KPPU Setujui Akuisisi Tokopedia oleh TikTok dengan Sejumlah Syarat Ketat
JAKARTA, investortrust.id - Komisi Pengawas Persaingan Usaha (KPPU) resmi mengeluarkan Penetapan Persetujuan Bersyarat atas akuisisi Tokopedia oleh TikTok Nusantara (SG) Pte. Ltd. Keputusan ini menandai akhir dari proses evaluasi panjang yang sebelumnya sempat menyoroti potensi praktik monopoli dan persaingan usaha tidak sehat di sektor e-commerce Indonesia.
Penetapan tersebut disampaikan dalam sidang Majelis Komisi di Jakarta, Selasa (17/6/2025). Sidang dipimpin oleh Budi Joyo Santoso sebagai Ketua Majelis, serta Aru Armando dan Gopprera Panggabean sebagai anggota.
Langkah ini menjadi penting mengingat kekuatan gabungan TikTok dan Tokopedia pasca akuisisi dapat mempengaruhi struktur pasar digital Indonesia secara signifikan. Dalam penilaian awal yang disampaikan pada 27 Mei 2025, Investigator KPPU menyimpulkan bahwa pengambilalihan saham Tokopedia oleh TikTok berisiko mengarah pada penyalahgunaan kekuatan pasar.
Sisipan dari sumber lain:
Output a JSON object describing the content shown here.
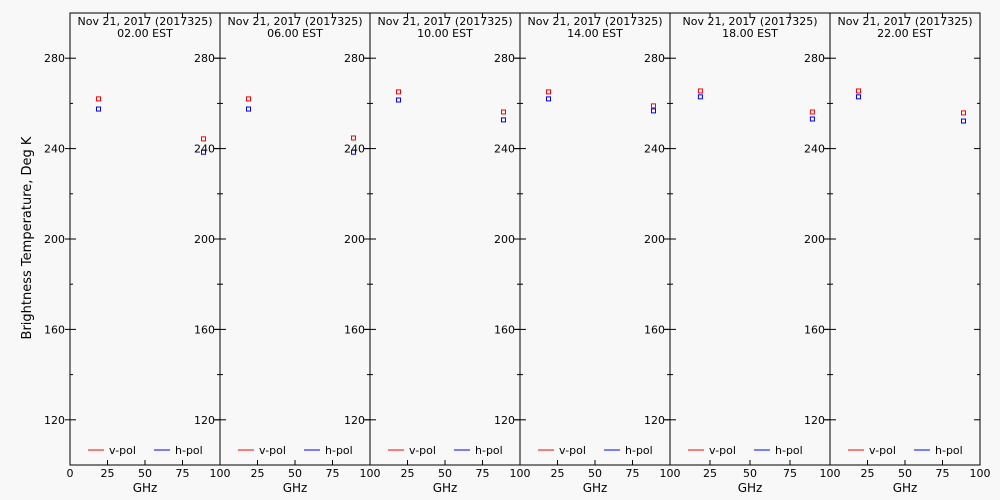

Untuk itu, KPPU menetapkan sejumlah persyaratan yang harus dipenuhi kedua perusahaan. Pada awalnya, TikTok Nusantara dan Tokopedia sempat mengajukan beberapa penyesuaian redaksional dan teknis. Namun, dalam sidang lanjutan, keduanya akhirnya menerima seluruh syarat yang diajukan tanpa perubahan.
Baca Juga
Tokopedia dan TikTok Shop Dituding Monopoli, Ini Jawaban Mengejutkan Mereka di Sidang KPPU
TikTok Nusantara diwakili oleh Global Lead E-Commerce Risk Control and Security, Wilfred Halim. Sedangkan Melissa Siska Juminto hadir sebagai Presiden Direktur Tokopedia dan TikTok E-Commerce Indonesia.
Berikut beberapa poin utama dari persetujuan bersyarat yang harus dipatuhi kedua entitas:
- Tidak ada praktik tying dan bundling dalam metode pembayaran maupun logistik, termasuk dalam bentuk diskon dan promosi.
- Dilarang menyalahgunakan posisi dominan dengan praktik seperti predatory pricing, self-preferencing dalam penampilan produk di platform, dan diskriminasi terhadap produk dari pihak luar.
- Menjamin kebebasan promosi di media sosial TikTok untuk produk dari platform lain di luar Tokopedia dan TikTok Shop.
- Tidak melakukan eksploitasi pasar dengan menaikkan harga secara tidak wajar.
- Menjamin keberpihakan terhadap UMKM, dengan memberikan kesempatan setara bagi pelaku UMKM untuk berkembang di platform.
Untuk memastikan kepatuhan, KPPU juga mewajibkan laporan rutin dari masing-masing pihak selama dua tahun ke depan. Laporan tersebut mencakup data keuangan e-commerce, kerja sama logistik dan pembayaran, serta perjanjian dengan pelaku usaha kecil dan menengah.
Pengawasan atas pelaksanaan persetujuan bersyarat ini berlaku hingga 17 Juni 2027. Jika ditemukan pelanggaran, KPPU akan melanjutkan perkara ke tahap Pemeriksaan Lanjutan, di mana pelaku usaha dapat dikenai sanksi administratif sesuai dengan Undang-Undang No. 5 Tahun 1999 tentang Larangan Praktik Monopoli.